Post by Thoithoi O'Cottage on Mar 26, 2014 14:14:50 GMT 5.5
The Politics of Speed
Simon Glezos (Routledge, 2012)
Simon Glezos (Routledge, 2012)
[Reading part of Glezos's 2012 book, I found the following interesting. While it addresses pure political activities of states and of people in power, its relevance transcends the political but reaches every aspect of our life, where the pace of our "living" is threatened as slow or too slow, our outdated.]
The war in Afghanistan not even over1, the Bush administration had already started the push to invade Iraq, justifying the rush to action by the imminent threat they claimed Saddam Hussein posed. We were told that action had to be taken immediately, that we could not wait for inspectors to determine if the threat was real, that we could not allow ‘the smoking gun to come in the form of a mushroom cloud’. Implicit in these statements was the exposition of the new temporal order of the political world: in this accelerated world, the pace with which new threats can materialize leaves no time for hesitation. Decisions must be made quickly and efficiently by a centralized and authoritative executive. Slow-moving processes of deliberation and debate (not to mention investigation) are no longer viable.

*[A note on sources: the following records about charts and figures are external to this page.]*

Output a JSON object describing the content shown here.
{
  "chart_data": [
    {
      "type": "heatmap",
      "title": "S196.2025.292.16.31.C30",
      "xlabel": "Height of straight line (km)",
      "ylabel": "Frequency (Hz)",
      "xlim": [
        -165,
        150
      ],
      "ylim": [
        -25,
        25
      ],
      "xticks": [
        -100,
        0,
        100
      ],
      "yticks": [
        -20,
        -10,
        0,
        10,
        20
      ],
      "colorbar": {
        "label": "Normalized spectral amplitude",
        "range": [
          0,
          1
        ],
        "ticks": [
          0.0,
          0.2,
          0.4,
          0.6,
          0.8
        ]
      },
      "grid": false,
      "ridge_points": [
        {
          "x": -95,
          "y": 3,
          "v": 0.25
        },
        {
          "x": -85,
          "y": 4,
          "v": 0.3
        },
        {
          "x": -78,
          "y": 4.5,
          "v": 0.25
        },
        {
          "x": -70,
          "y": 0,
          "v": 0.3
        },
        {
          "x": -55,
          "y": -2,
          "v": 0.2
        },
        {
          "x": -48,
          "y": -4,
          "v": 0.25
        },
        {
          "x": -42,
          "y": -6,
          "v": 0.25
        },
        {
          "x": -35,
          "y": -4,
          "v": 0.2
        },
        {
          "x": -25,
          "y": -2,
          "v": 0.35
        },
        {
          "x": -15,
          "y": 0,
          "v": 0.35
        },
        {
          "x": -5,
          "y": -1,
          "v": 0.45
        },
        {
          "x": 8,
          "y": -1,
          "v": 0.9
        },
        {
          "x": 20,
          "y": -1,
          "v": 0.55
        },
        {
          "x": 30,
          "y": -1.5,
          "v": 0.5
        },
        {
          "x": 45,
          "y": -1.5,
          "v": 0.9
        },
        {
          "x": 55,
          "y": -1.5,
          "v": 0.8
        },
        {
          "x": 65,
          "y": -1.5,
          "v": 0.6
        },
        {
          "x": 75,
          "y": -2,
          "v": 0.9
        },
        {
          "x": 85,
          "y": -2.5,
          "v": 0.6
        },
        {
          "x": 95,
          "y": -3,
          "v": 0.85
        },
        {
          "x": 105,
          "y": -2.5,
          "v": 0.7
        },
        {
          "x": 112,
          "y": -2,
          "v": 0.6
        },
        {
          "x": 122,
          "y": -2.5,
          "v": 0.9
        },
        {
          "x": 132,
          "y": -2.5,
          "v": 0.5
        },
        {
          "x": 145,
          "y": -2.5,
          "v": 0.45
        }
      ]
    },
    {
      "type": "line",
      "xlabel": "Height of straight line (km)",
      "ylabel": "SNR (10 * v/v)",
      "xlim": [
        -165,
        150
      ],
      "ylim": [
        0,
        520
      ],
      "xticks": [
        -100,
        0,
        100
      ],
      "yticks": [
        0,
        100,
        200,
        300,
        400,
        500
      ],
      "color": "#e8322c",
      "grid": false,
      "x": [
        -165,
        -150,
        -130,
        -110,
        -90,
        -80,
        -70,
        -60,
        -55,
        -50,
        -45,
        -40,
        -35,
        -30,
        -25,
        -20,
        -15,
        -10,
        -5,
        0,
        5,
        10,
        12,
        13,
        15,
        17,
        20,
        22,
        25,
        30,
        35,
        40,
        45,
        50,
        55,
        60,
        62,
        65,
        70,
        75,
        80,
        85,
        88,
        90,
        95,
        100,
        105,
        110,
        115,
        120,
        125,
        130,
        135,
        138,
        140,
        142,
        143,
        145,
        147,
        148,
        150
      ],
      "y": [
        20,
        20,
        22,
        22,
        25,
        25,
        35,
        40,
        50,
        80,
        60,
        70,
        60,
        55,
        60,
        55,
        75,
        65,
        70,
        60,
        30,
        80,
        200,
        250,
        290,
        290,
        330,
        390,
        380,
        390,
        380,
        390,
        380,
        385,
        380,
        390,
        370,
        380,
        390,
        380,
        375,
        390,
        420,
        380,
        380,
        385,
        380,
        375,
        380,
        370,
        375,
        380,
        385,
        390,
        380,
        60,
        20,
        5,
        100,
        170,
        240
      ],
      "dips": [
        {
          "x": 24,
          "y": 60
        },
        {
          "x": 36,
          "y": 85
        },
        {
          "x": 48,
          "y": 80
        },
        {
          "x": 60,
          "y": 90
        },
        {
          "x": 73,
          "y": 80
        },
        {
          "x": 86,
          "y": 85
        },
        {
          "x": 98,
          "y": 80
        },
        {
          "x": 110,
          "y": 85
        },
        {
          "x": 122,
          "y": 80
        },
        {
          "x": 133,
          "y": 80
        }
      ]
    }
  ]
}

Indeed, they potentially threaten our survival.
I, like many in both America and around world, was not convinced by the President’s claims of the imminent threat posed by Iraq, and joined the hundreds of thousands in the streets of Washington, DC (and millions in cities all over the world) in protest. However, as these protests were systematically ignored I was oriented to another worrisome aspect of speed. At the same time that the pace of events in the world encouraged the government to act in ways too fast for democratic deliberation, it also allowed them to act so quickly as to escape democratic censure. At this point, almost eight years into the war, it feels as if those in power have gone from one reckless action to another, always moving too fast to be held accountable for their destruction, lies and illegalities. A quote from an article in the New York Times Magazine in 2004, profiling the character of the Bush administration, seemed to get to the heart of this new freedom. In it, reporter Ron Suskind interviewed a high-level aide within the Bush administration:
The aide said that guys like me were “in what we call the reality-based community,” which he defined as people who “believe that solutions emerge from your judicious study of discernible reality.” I nodded and murmured something about enlightenment principles and empiricism. He cut me off. “That’s not the way the world really works anymore,” he continued. “We’re an empire now, and when we act, we create our own reality. And while you’re studying that reality–judiciously, as you will–we’ll act again, creating other new realities, which you can study too, and that’s how things will sort out. We’re history’s actors and you, all of you, will be left to just study what we do.” (Suskind 2004)
In addition to informing us that, apparently, members of the Bush administration had been reading a lot of Baudrillard, this quotation provides insight into the new temporal order of politics. It tells us that the actions of those in positions of political power now move too fast for traditional mechanisms of oversight and accountability. And the news media which is supposed to exercise this accountability must itself move so fast that, in moving from scandal to scandal, those in power need only wait for the news cycle to move on. Thus, when a decision is made, by the time we figure out what has happened, and discuss whether or not it is a good thing, the decision-makers have ‘act[ed] again, creating other new realities’. The process of democratic deliberation and popular accountability becomes a never-ending game of catch-up, freeing the powerful of any real responsibility. This is because responsibility and accountability are necessarily backward looking, while, in a fast paced world, we are pressed to focus our eyes on the future (there is no time to play the ‘blame game’)(pp 1-2).
1. Here Glezos remembers the aftermath (especially during 2002 and 2003) of the 11 September 2001 attack.
1. Here Glezos remembers the aftermath (especially during 2002 and 2003) of the 11 September 2001 attack.